Having that edge on paper is one thing, executing it is another. A wide-open series wouldn't be the path of choice -- shutting down the other side's top players would be. Pierre-Luc Dubois has only shown shades of the player he was in the bubble last season, when everyone learned what he was about in Columbus's upset over Toronto. In fact, he's playing on the wing now, next to centre Paul Stastny. Dubois has to recapture where he was a season ago to try and frustrate Edmonton's big stars.
And there is Mark Scheifele, whose injury in the bubble against Calgary last summer was a turning point towards the Jets' loss. He led Winnipeg in scoring this season and will be vital to the team having a shot in this series.
We don't need to spend much more time talking about McDavid and Draisaitl, but should point out the Oilers have the advantage on the blue line, where Darnell Nurse's big step up in Oscar Klefbom's absence was a major development for the Oilers. Tyson Barrie has brought the offensive capability Edmonton signed him for and Adam Larsson is as sturdy as ever. This has helped Smith to an incredible season -- the likes we haven't seen from him since 2012 when he led Arizona to the West final.
But for Edmonton, the problem could come with the bottom-six up front, the only area where they are clearly at a disadvantage. While McDavid and Draisaitl will be able to keep the Oilers around in a series that becomes all about offence, contributions from their bottom-six will be few and far between. Alex Chiasson scored four times against Winnipeg this season and, outside of him, Edmonton only got two other goals from forwards in the bottom-six.
Oilers X-Factor: Mike Smith
No need to galaxy brain this one. Smith had an amazing season, the kind of which 39-year-olds just don't have. He may get some top-five Vezina votes out of it. But you always have to wonder: how long can he keep it up for? We've been sort of wondering if a cold streak might inevitably come for Smith, who had regular season save percentages of .898 and .902 in 2018-19 and 2019-20 before posting .923 this season. But it hasn't happened yet. Now it can't happen because if the Oilers have to even entertain the thought of using Mikko Koskinen, the battle is probably already lost.
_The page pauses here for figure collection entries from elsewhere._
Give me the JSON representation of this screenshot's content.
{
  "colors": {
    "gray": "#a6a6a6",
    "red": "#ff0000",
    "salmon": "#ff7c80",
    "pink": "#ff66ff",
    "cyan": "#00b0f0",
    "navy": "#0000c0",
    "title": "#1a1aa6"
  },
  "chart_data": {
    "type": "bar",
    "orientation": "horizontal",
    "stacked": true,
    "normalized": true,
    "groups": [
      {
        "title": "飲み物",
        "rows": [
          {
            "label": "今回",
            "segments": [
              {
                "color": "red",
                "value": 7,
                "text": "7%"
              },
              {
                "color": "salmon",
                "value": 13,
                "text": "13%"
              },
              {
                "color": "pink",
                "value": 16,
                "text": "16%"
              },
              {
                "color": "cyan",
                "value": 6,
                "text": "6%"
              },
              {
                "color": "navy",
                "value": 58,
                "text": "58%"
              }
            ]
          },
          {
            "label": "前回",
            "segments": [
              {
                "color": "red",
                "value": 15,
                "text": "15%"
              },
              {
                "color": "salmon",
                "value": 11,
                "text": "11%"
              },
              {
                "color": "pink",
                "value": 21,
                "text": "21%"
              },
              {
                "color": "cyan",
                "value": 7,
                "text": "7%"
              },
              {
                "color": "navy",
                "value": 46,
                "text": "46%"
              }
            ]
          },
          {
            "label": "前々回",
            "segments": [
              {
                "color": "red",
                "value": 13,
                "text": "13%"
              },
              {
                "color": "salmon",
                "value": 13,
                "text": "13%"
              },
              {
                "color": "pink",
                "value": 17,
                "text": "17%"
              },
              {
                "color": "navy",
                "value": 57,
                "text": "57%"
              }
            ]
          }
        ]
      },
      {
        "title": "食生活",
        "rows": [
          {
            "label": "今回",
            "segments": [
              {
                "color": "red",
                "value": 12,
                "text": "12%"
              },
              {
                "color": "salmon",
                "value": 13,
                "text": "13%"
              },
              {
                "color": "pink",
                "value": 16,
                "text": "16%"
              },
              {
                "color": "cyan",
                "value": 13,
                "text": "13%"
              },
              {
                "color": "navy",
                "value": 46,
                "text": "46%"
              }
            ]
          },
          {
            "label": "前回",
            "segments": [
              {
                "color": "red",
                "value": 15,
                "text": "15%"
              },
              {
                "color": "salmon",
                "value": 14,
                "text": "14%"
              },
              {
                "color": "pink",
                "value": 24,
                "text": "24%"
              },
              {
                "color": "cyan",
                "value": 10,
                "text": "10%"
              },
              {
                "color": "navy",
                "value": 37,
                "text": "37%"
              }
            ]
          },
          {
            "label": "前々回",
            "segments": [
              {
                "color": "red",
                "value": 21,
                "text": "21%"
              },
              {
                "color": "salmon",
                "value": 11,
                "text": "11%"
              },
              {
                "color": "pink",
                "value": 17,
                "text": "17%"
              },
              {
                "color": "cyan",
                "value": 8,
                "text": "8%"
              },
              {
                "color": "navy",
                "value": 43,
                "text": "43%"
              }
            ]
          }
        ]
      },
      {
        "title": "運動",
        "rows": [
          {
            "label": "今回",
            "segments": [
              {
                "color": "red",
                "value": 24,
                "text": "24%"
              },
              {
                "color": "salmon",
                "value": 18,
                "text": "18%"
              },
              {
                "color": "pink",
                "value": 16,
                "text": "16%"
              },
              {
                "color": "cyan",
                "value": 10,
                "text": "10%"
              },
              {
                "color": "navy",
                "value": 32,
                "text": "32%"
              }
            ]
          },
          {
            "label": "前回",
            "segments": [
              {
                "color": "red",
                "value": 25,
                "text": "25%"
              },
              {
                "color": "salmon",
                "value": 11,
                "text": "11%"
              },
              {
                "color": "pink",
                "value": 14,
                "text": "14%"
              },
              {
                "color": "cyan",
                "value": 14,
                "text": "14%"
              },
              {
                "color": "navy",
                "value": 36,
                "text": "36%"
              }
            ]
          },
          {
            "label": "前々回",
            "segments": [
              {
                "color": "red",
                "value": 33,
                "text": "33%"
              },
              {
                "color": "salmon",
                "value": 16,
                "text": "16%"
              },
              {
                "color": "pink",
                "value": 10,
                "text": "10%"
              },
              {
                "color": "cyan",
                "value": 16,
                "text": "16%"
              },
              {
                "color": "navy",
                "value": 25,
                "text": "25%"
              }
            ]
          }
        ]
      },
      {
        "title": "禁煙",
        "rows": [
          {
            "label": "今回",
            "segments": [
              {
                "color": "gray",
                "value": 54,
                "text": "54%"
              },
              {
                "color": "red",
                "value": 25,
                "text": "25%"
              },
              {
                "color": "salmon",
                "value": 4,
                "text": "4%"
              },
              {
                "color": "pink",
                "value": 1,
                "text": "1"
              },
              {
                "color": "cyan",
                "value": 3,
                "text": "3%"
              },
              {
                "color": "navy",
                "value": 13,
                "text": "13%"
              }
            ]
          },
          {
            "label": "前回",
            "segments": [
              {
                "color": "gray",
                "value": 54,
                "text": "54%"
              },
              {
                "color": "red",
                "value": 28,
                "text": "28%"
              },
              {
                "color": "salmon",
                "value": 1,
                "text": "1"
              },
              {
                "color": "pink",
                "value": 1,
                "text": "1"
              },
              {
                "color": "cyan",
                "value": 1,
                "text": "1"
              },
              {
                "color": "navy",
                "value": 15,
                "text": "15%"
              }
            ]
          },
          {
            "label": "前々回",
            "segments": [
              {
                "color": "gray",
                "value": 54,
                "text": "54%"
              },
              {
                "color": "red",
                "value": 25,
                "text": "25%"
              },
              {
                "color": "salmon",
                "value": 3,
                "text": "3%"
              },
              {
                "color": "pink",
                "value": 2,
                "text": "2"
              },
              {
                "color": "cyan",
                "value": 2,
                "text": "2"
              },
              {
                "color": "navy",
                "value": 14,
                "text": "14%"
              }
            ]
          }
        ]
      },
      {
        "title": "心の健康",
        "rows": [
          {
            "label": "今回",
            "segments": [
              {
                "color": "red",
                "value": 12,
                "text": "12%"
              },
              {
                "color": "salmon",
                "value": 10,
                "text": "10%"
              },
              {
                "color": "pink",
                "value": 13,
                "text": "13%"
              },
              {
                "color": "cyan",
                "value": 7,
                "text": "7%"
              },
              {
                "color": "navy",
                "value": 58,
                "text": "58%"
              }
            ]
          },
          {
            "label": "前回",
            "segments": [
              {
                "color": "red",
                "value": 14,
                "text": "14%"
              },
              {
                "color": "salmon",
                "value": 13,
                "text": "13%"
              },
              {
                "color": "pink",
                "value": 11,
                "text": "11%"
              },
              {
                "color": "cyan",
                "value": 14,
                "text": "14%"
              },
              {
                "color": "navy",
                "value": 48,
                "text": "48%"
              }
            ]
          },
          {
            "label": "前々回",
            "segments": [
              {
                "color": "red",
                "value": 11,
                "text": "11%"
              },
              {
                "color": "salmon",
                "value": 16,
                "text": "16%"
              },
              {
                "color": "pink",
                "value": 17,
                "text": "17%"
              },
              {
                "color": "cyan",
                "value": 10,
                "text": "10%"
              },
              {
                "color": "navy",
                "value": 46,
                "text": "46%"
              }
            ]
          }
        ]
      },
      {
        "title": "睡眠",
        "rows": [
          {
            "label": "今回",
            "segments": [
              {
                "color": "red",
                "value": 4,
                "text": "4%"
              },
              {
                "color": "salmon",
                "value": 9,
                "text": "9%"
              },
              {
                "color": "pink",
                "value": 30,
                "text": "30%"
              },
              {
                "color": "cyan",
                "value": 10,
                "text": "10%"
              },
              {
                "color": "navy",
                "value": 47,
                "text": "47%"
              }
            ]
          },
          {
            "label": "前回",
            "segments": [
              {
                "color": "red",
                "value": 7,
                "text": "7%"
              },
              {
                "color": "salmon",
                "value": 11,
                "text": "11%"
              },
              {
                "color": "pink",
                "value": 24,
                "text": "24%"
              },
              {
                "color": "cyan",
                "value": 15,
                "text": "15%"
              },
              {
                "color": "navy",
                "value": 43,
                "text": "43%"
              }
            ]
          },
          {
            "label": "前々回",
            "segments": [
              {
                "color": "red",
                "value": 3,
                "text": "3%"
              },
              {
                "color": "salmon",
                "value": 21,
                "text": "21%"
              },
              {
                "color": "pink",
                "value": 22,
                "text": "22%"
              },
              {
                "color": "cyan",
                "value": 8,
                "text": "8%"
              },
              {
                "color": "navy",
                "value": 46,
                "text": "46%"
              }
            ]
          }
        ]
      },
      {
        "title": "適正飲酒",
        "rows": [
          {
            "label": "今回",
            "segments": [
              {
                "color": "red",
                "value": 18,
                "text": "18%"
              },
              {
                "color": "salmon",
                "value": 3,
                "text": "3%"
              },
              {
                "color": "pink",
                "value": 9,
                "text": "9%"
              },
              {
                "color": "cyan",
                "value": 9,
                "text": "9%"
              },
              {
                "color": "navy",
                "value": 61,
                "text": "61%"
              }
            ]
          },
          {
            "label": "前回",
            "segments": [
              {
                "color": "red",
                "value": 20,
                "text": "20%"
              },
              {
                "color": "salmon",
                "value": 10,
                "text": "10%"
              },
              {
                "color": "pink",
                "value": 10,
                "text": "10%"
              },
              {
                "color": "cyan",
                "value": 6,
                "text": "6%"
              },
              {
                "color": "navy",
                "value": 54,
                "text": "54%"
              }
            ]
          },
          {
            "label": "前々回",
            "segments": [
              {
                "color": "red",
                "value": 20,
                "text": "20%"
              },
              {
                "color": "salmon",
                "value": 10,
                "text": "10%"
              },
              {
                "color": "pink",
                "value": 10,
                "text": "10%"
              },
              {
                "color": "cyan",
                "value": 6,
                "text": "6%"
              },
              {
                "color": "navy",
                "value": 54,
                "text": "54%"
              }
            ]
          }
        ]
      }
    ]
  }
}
Jets X-Factor: Nikolaj Ehlers
Despite missing two of Winnipeg's nine games against the Oilers, Ehlers led them with three goals and eight points in the season series. He tied for the team lead in regular season goals even though he missed nine games to injury. And now Ehlers is tracking to return to the playoffs, eventually. With the way McDavid and Draisaitl are going, it is hard to see how anyone will stop them, let alone one of the more porous defences in the league. That means the Jets will have to find ways to score against Edmonton's improved team defence and Smith's apparent discovery of the fountain of youth. Ehlers was having a breakthrough season and needs to jump right back into that mode without delay, whenever he returns. And if he doesn't play in this series at all, the Jets will flat out have trouble keeping up to Edmonton's offence at the top of the lineup.